You can use d-bus on Mac, windows and Linux.


> Unity has no official support for screenreaders or colorblind modes. Unreal has both. If an major game engine developer like Unity cannot be bothered to add support, can we really expect the little developer hacking away on some OpenGL side project to?

Games are special because the means of interaction is often a core part of the experience. An accessibility mode for a game can be a huge amount of work. Not to say that some people don't do that huge amount of work (which is great) but games lacking accessibility is no excuse to use game-like development practices to write apps that could otherwise be relatively easily made accessibile.


Apple's accessibility is excellent if you use their GUI library. Windows is good and improving.

I'm not positive what you want them to provide-- some kind of "fake GUI?" I might not be imaginative enough, but I can't imagine how that would work.

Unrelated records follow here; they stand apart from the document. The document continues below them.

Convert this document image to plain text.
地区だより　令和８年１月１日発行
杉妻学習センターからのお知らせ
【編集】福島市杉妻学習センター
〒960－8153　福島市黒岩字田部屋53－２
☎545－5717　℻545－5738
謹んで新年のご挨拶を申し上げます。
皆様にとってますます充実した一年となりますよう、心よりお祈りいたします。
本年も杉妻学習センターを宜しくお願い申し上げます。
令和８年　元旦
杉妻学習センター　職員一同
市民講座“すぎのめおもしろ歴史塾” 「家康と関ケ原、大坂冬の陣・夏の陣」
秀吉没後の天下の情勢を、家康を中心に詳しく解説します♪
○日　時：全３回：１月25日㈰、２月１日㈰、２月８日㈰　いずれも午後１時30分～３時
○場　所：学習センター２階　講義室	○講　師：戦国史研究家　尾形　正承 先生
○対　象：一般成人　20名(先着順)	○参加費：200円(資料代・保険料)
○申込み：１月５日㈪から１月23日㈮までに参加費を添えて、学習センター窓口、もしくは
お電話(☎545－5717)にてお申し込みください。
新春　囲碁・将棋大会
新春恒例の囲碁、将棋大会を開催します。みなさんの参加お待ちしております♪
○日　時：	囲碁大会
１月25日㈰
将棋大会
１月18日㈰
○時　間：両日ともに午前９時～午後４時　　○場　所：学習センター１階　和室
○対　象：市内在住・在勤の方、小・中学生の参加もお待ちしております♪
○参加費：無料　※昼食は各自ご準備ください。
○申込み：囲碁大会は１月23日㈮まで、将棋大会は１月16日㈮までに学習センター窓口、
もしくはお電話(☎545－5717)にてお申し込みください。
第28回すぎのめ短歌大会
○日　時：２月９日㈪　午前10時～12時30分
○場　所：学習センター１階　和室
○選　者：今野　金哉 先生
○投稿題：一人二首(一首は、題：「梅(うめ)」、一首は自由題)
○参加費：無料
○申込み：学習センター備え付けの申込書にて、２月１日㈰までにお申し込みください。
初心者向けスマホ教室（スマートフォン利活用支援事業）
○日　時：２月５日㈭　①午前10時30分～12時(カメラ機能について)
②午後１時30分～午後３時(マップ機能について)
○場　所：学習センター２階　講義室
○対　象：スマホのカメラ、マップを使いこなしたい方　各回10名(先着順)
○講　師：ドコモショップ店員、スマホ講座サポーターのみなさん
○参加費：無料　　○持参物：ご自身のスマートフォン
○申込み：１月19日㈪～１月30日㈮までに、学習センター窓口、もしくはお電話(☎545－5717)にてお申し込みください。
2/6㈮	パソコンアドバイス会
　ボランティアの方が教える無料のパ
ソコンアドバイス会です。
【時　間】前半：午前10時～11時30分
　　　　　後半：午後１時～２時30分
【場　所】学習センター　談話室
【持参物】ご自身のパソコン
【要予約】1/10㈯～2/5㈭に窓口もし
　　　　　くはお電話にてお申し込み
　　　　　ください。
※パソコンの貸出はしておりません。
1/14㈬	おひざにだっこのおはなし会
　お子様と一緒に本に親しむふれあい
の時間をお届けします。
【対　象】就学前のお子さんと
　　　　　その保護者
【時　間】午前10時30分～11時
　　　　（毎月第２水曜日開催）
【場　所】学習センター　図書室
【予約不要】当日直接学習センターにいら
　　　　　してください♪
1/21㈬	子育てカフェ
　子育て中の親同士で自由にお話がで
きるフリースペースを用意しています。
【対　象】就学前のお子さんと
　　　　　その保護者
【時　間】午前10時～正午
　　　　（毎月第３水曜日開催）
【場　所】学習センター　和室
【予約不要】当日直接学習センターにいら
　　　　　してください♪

In my opinion, accessibility should be implemented at the OS level. The OS can, for example, run OCR on the entire screen and turn bitmaps into selectable text, read text out loud, etc. This kind of functionality shouldn't be replicated on a per-app basis. Accessibility of browsers is usually considered to be very good, but browsers are almost OSes, so why not lift this one more level into the OS?


> In my opinion, accessibility should be implemented at the OS level.

Which it is. Apple has been praised for the accessibility of both macOS and iOS for years if not decades, accessibility concerns have been baked into Cocoa forever. And accessibility is literally a top level category of the Settings app.

And I know that Windows has been improving by leaps and bounds.

> The OS can, for example, run OCR on the entire screen and turn bitmaps into selectable text, read text out loud, etc

That exists (look up VoiceOver Recognition). However it can not be reliable, and will never be anywhere near as good as actual semantic annotation.

Image recognition has no way to understand that the physical UI layout has no relation to its logical setup, nor does it have any way to differentiate between semantic and decorative content, or to see through invisibility to know that a button is a menu versus an action.


That is not really going to work, at all. To have a good experience, a screen reader needs more contextual information than just the text.


OSes do provide accessibility APIs - and usually if you use one of the more supported graphic toolkits there are somewhat easy ways to integrate directly in semantic ways, without needing to OCR and do fortune telling.

Usually it means that you need a deferred mode semantic tree of the application for accessibility UI to walk through, though.